Durante estes anos todos que tomei remédios e que ia para a cama pensando em morrer, escrevi muita coisa sobre assunto. Coisas boas e coisas não tão boas assim. E coisas muito ruins. Muito ruins mesmo. Meu orgulho maior, contudo, coisa que nenhum uspiano imberbe de colete conseguirá entender, foi ter escrito um texto chamado Está Consumado, já publicado aqui e também no Digestivo Cultural, para o qual eu colaborava à época. Este texto eu o escrevi durante uma crise braba, numa Sexta-feira Santa.
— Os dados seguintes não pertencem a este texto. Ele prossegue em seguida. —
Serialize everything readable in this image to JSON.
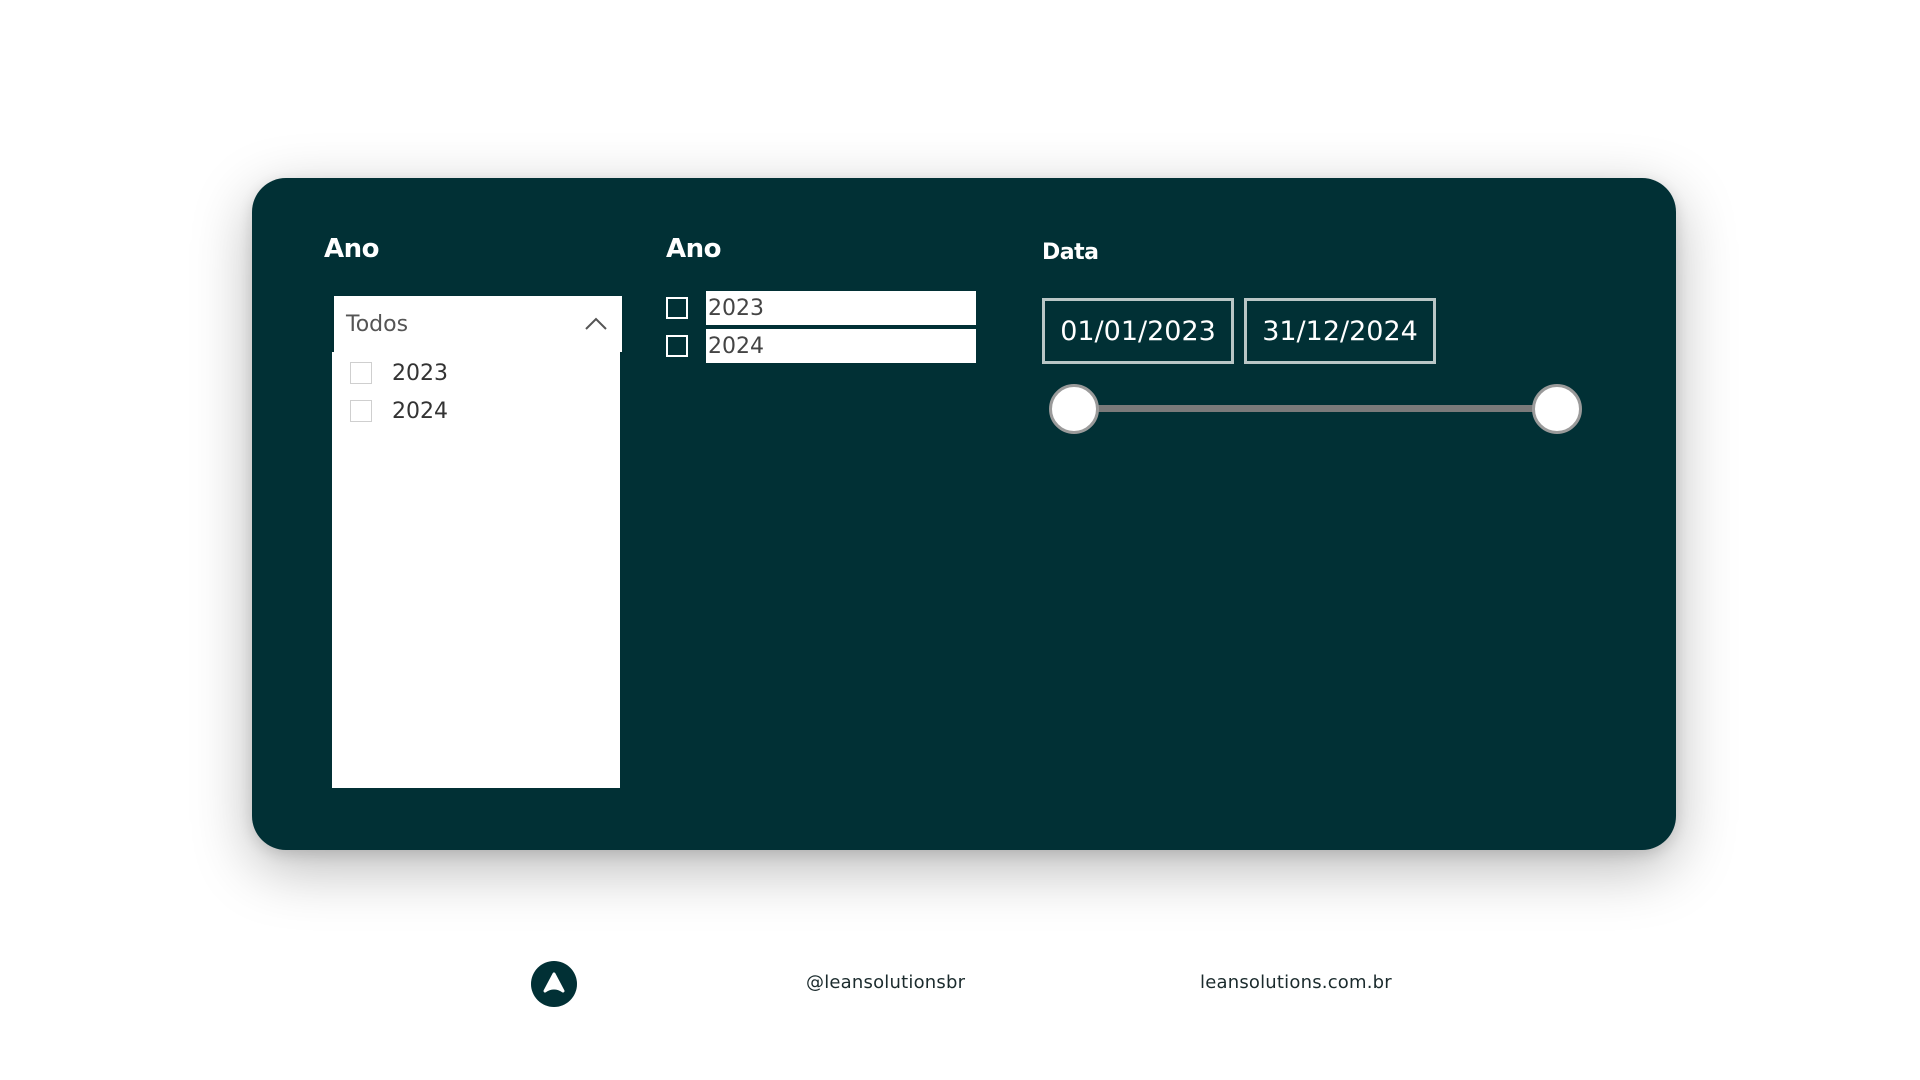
{
  "colors": {
    "panel_bg": "#013035",
    "page_bg": "#ffffff",
    "text_light": "#ffffff",
    "handle_border": "#9a9a9a"
  },
  "dropdown_slicer": {
    "title": "Ano",
    "selected_value": "Todos",
    "expanded": true,
    "items": [
      {
        "label": "2023",
        "checked": false
      },
      {
        "label": "2024",
        "checked": false
      }
    ]
  },
  "list_slicer": {
    "title": "Ano",
    "items": [
      {
        "label": "2023",
        "checked": false
      },
      {
        "label": "2024",
        "checked": false
      }
    ]
  },
  "date_slicer": {
    "title": "Data",
    "start_date": "01/01/2023",
    "end_date": "31/12/2024",
    "range_start_fraction": 0.0,
    "range_end_fraction": 1.0
  },
  "footer": {
    "logo_icon": "lean-logo-icon",
    "handle": "@leansolutionsbr",
    "website": "leansolutions.com.br"
  }
}
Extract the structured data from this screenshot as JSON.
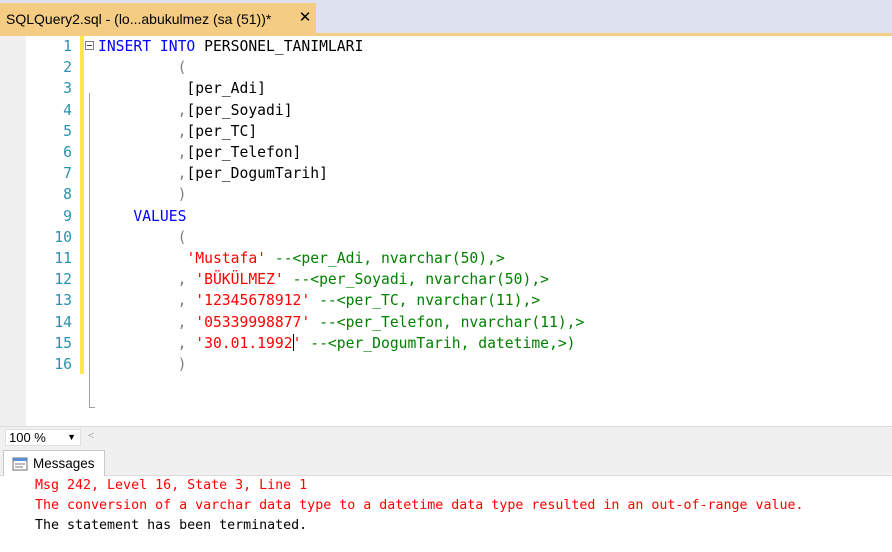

E nele expus os motivos pelos quais não me mataria de modo algum. Além de tudo, quis dourar com um pouquinho de intelectualidade o que se passa pela mente de um suicida. A maior recompensa que tive com este texto, um verdadeiro texto de auto-ajuda, foi o e-mail de um sem-número de leitores a me agradecerem (sempre há os espíritos de porco que me xingam, claro) pelas palavras simples mas eficazes. Ah! Eu realmente queria que os idiotas da objetividade que me cercavam (não cercam mais, graças a Deus!) tivessem a capacidade de fazer algo tão desapegadamente honesto. O que é muito, bem sei, para seus espíritos corrompidos.